NDTV exclusive with Farooq Abdullah

NDTV exclusive with Farooq Abdullah

MUMBAI: In an exclusive interview on NDTV's One on One, Farooq Abdullah talks to Vir Sanghvi about his desire to be the next President of India, about how he was betrayed by A.B. Vajpayee and the NDA government, about the complex relationship between the Abdullahs and the Nehru-Gandhi family, about his conviction that the Pakistan government is actively involved in terrorism in Jammu and Kashmir, and about his reputation as a ladies man.

 

Watch Vir Sanghvi host ‘One on One’ with the former chief minister of Jammu and Kashmir, Farooq Abdullah, on Saturday, December 2, 2006, at 9.30 pm on NDTV 24X7.

Farooq Abdullah says he would like to be President when the post falls vacant. However, he says he will not lobby for the post or `run after it', but if it was offered to him then he would `love it'. He says that he was offered the post by A.B. Vajpayee the last time around and believed that he would be the NDA's candidate for President. But not only did this not happen, nobody told him that he would not be the candidate. He only discovered this, he said, "When the nomination of the other person was filed. That is when I found out that I was not there."

It was because he believed that he would be the next President, he says, that he did not campaign fully in the last assembly elections in Kashmir. "If I had canvassed in the election, then my party would have won," he declared. Instead, he explained, he went off to South Africa at a crucial time in the campaign.
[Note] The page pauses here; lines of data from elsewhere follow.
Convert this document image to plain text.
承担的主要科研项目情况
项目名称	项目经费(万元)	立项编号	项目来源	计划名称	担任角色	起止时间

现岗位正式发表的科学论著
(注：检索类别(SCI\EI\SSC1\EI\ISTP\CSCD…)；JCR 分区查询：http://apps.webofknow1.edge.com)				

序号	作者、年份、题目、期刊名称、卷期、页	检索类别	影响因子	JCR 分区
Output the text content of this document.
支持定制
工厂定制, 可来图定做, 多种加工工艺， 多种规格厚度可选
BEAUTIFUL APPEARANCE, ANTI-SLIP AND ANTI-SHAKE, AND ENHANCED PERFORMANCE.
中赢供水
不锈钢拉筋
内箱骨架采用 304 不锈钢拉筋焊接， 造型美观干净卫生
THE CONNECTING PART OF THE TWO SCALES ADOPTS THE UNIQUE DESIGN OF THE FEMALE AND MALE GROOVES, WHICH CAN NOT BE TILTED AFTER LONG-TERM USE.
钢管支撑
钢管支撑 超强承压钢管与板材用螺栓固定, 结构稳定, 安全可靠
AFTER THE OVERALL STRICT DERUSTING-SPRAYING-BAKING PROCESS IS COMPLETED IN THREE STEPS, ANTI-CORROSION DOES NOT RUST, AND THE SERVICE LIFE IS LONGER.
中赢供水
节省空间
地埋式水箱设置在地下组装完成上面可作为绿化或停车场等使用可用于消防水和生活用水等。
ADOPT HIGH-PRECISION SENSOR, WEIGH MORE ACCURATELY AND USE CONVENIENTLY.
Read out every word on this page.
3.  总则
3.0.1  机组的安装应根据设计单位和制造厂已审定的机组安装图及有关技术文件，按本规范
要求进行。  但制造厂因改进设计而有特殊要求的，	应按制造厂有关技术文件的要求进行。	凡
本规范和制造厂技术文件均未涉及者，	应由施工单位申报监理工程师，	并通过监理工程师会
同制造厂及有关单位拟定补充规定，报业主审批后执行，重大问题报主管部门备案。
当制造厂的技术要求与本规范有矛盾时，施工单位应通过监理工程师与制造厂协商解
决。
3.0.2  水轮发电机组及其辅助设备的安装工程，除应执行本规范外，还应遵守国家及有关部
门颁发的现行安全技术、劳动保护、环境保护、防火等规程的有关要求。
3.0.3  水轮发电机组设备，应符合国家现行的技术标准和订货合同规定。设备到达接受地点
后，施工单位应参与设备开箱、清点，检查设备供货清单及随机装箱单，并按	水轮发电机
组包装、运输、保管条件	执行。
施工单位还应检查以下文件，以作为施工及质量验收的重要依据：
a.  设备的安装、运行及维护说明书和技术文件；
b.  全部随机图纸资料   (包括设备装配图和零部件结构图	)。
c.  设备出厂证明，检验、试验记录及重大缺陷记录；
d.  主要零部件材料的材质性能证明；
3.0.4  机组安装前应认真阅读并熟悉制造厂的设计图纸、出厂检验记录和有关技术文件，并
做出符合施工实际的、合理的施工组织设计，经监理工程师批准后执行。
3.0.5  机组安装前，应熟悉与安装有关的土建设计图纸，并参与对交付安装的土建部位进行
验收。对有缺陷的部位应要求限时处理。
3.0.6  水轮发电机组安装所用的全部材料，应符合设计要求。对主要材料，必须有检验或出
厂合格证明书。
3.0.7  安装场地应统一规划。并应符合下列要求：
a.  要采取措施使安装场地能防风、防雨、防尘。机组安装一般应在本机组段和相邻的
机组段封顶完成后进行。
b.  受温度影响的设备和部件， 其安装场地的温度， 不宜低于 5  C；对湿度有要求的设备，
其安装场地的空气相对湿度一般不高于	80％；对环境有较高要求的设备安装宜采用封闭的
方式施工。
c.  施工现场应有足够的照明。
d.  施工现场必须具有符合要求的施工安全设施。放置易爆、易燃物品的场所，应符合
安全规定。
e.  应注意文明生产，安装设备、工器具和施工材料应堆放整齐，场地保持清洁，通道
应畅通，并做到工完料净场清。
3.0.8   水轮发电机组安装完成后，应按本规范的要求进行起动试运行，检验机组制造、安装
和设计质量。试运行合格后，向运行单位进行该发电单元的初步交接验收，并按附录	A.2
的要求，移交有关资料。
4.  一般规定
Should he be President of India now, Dr Abdullah said, "I would like to speak my mind to the government of the day." He claimed that there were many issues that even Dr Abdul Kalam was not able to express a view on. When asked what these issues were, he declined to explain.

 

Asked about his own reputation as a man who is incapable of concentration, Farooq Abdullah denied that he had `an attention span of 30 seconds' or 'ants in his pants'. In his defence, he argued, "If that was true, I would not have lasted so long."

 

About the perception that he is a ladies man, Dr Abdullah was categorical. "I am not a gay person. I am not a homosexual," he said. "I do not do anything under the carpet because God sees everything you do."

 

Speaking about how Pakistan is playing host and fuelling terrorist activities, Mr Abdullah said, “I think we would be making our own weapons, we would be having all those grenades, and there would be an advanced state in the country. Unfortunately we are not that advanced to make all these weapons. They are coming across the border. The training camps they have there and have had in the past in many parts of Pakistan. Many of them are still active. In Pakistan, no movement can take place unless the Government allows them. Camps are there, people are trained there. And unless, literally, you come to some sort of a settlement with Pakistan, don't be under any illusion that you are going to get peace in Kashmir or in the rest of the country.”

 

Asked whom he would blame for the Kashmir fiasco, Farooq Abdullah said, "Oh, I would blame a number of them. There's Jagmohan, who was the prime mover of the things. He killed people...He ordered the crackdown on the people there. And I'm sure he's the one who is responsible for supplying trucks when the Hindus were moved. He may deny it."